The spotlight is shining on Colorado’s growing problem with drug overdoses. Now community leaders are turning their focus to preventing substance abuse from happening in the first place.
Primary prevention is one way to help. It’s a public health approach to help communities avoid substance abuse and many related problems such as depression, violence and teen pregnancy.
We know a lot more about primary prevention than we did 30 years ago. The thinking has changed — shifting from scare tactics and required drug testing to strengthening families and communities and reducing risk factors.
Colorado has several funders and hundreds of programs working to promote substance use primary prevention. Yet some needs are going unmet, and funders are duplicating other efforts.
The Colorado Department of Human Services, Office of Behavioral Health (OBH) is one of the state’s main prevention program funders. OBH hired the Colorado Health Institute to conduct a statewide needs assessment of substance use primary prevention. The goal is to help OBH and other statewide funders better use their resources to strengthen Colorado’s substance use prevention programming.

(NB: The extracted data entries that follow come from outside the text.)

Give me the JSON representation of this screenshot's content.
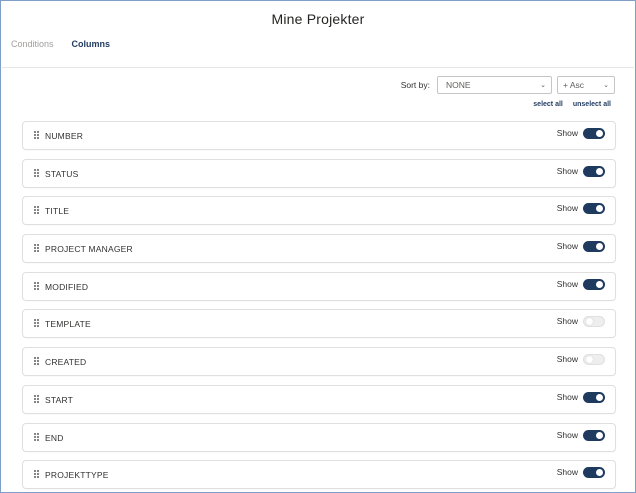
{
  "dialog": {
    "title": "Mine Projekter"
  },
  "tabs": [
    {
      "label": "Conditions",
      "active": false
    },
    {
      "label": "Columns",
      "active": true
    }
  ],
  "sort": {
    "label": "Sort by:",
    "field_value": "NONE",
    "direction_value": "+ Asc"
  },
  "selection": {
    "select_all": "select all",
    "unselect_all": "unselect all"
  },
  "columns": [
    {
      "label": "NUMBER",
      "show_label": "Show",
      "shown": true
    },
    {
      "label": "STATUS",
      "show_label": "Show",
      "shown": true
    },
    {
      "label": "TITLE",
      "show_label": "Show",
      "shown": true
    },
    {
      "label": "PROJECT MANAGER",
      "show_label": "Show",
      "shown": true
    },
    {
      "label": "MODIFIED",
      "show_label": "Show",
      "shown": true
    },
    {
      "label": "TEMPLATE",
      "show_label": "Show",
      "shown": false
    },
    {
      "label": "CREATED",
      "show_label": "Show",
      "shown": false
    },
    {
      "label": "START",
      "show_label": "Show",
      "shown": true
    },
    {
      "label": "END",
      "show_label": "Show",
      "shown": true
    },
    {
      "label": "PROJEKTTYPE",
      "show_label": "Show",
      "shown": true
    }
  ],
  "colors": {
    "accent": "#1f3a5f",
    "toggle_off": "#eeeeee",
    "frame_border": "#7f9fc7"
  },
  "icons": {
    "drag": "drag-handle-icon",
    "chevron": "chevron-down-icon"
  }
}
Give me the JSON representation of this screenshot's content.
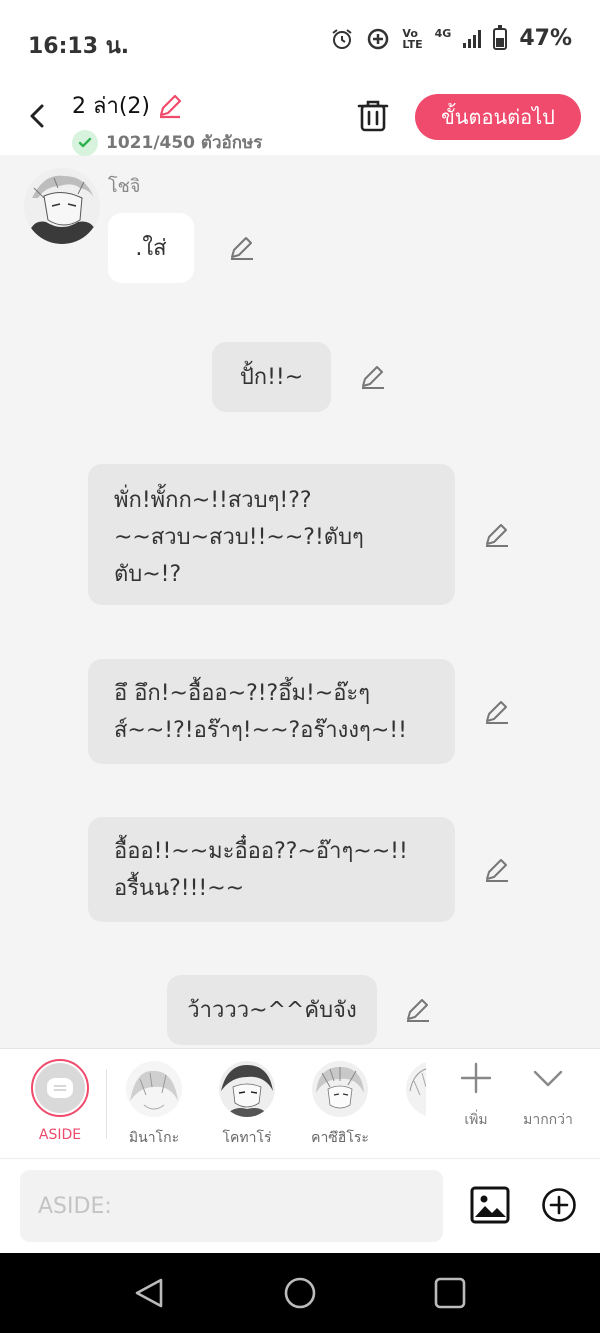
{
  "status_bar": {
    "time": "16:13 น.",
    "net_top": "Vo",
    "net_bottom": "LTE",
    "network": "4G",
    "battery": "47%"
  },
  "header": {
    "title": "2 ล่า(2)",
    "char_count": "1021/450 ตัวอักษร",
    "next_label": "ขั้นตอนต่อไป"
  },
  "chat": {
    "sender_name": "โชจิ",
    "messages": [
      {
        "text": ".ใส่"
      },
      {
        "text": "ปั้ก!!~"
      },
      {
        "text": "พั่ก!พั้กก~!!สวบๆ!??\n~~สวบ~สวบ!!~~?!ตับๆ\nตับ~!?"
      },
      {
        "text": "อึ อึก!~อื้ออ~?!?อึ้ม!~อ๊ะๆ\nส์~~!?!อร๊าๆ!~~?อร๊างงๆ~!!"
      },
      {
        "text": "อื้ออ!!~~มะอื๋ออ??~อ๊าๆ~~!!\nอรื้นน?!!!~~"
      },
      {
        "text": "ว้าววว~^^คับจัง"
      }
    ]
  },
  "characters": [
    {
      "name": "ASIDE"
    },
    {
      "name": "มินาโกะ"
    },
    {
      "name": "โคทาโร่"
    },
    {
      "name": "คาซึฮิโระ"
    }
  ],
  "char_bar": {
    "add_label": "เพิ่ม",
    "more_label": "มากกว่า"
  },
  "input": {
    "placeholder": "ASIDE:"
  },
  "colors": {
    "accent": "#f04a6c",
    "bubble_white": "#ffffff",
    "bubble_grey": "#e7e7e7",
    "background": "#f4f4f4"
  }
}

The result is the Statewide Needs Assessment of Primary Prevention for Substance Use (SNAPS).
Our needs assessment report reveals that:
- Communities need targeted investments that change the conversation about substance use for youth and their families.
- Local program administrators — like schools and community organizations — need technical assistance to adopt evidence-based approaches, plus better cooperation among funders.
- Statewide funders, like OBH, need a systematic way to coordinate existing efforts, reduce overlap and address unfunded needs.